- The Washington Times - Thursday, September 12, 2002

Election officials in Montgomery and Prince George's counties said yesterday that they are reviewing the delays caused by their new voting machines in Tuesday's primaries, but promised results would be quicker in the Nov. 5 general election.

Margaret Jurgensen, elections director for the Montgomery County Board of Elections, said the county advised voters and candidates as early as Aug. 15 that there would be delays in the results. They had anticipated results to be available by 8:50 p.m. 50 minutes after the polls closed but many results were not available until after 11 p.m.

The final totals for Montgomery County were not posted until early yesterday morning, and final results from Prince George's County were not expected until today.

"We are going through a debriefing today and seeing how we can best expedite the process for November," Ms. Jurgensen said yesterday.

Montgomery and Prince George's counties spent millions on the new computerized machines that allowed voters to select their candidate simply by touching a screen.

The totals then were collected on a disk and transmitted over phone lines to a central location for tallying. The machines were developed to ensure that problems like those arising in Florida during the 2000 general election did not occur in Maryland.

There also were reports that some Montgomery County votes had been lost or misplaced, something Ms. Jurgensen said she could not rule out.

"As we do our canvassing, we will be able to ascertain what happened," she said. Canvassing involves making sure that the number of voters who signed in matches the number of votes cast. Ms. Jurgensen said she expected to have this process done by Sept. 23.

The final statewide totals for Tuesday's primary were delayed because of technical problems in Prince George's County. Nine precinct totals were still outstanding as of 5 p.m. yesterday.

"There was something wrong with the phone lines that would not allow them to transmit," said Alisha Alexander, assistant to elections coordinator for Prince George's County.

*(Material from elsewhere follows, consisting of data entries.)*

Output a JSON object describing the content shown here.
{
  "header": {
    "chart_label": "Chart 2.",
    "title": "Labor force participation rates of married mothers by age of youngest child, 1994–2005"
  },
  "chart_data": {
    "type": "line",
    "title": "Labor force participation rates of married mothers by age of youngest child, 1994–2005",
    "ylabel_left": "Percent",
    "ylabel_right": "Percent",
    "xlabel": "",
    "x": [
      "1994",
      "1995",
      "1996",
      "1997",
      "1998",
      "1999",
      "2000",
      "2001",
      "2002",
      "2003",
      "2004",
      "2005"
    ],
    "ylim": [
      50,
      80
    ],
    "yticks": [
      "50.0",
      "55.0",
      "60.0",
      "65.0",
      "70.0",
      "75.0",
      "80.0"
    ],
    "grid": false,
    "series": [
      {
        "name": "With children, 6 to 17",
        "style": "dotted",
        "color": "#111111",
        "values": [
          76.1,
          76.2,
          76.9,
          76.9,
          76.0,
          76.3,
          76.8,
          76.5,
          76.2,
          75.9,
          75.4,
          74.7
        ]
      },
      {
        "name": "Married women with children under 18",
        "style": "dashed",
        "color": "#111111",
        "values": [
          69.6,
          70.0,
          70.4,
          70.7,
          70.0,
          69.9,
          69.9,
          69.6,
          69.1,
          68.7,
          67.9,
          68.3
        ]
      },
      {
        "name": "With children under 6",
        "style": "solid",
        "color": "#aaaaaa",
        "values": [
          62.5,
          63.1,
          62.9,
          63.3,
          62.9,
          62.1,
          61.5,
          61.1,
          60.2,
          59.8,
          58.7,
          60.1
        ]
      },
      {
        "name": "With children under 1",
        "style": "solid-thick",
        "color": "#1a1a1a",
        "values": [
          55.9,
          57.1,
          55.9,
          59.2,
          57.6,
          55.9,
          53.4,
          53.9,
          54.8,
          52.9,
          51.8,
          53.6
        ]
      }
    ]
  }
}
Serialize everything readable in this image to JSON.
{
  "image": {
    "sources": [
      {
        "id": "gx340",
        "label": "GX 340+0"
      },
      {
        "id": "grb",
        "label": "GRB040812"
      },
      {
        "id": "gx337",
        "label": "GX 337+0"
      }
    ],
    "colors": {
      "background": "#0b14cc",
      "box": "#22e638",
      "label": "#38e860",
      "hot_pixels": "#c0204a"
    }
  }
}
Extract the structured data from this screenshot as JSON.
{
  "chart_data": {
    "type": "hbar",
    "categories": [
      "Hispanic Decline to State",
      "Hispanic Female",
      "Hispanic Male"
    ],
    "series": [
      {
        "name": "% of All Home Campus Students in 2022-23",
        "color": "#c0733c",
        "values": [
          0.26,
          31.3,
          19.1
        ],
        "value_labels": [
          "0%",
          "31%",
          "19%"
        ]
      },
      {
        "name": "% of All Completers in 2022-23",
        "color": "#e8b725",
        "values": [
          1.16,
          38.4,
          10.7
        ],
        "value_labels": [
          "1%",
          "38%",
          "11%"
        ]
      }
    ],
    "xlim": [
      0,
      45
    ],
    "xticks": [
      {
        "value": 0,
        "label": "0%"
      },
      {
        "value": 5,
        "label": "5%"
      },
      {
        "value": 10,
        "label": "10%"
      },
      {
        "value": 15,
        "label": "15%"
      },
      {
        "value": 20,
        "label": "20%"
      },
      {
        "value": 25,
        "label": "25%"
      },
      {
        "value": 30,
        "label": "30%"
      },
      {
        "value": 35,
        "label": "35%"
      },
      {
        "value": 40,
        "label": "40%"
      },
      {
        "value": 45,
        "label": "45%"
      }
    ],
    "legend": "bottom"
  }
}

Transmission problems delayed the outcome of the tight Democratic primary in the 8th Congressional District. In a five-way race, state Sen. Christopher Van Hollen won the nomination with 43 percent of the votes to 41 percent for Delegate Mark K. Shriver. The margin was 2,409 votes out of 82,454 votes cast.

Democrats see Maryland's 8th District as a chance to win one of six seats needed to wrest the House of Representatives from Republican control. Mr. Van Hollen will face Rep. Constance A. Morella, an eight-term centrist Republican who had no primary opposition, in November.

"I am confident that if we unite the strengths of all those candidates as we go forward in November, we can win this race and take back the seat for the Democrats," Mr. Van Hollen said yesterday morning.

This article is based in part on wire-service reports.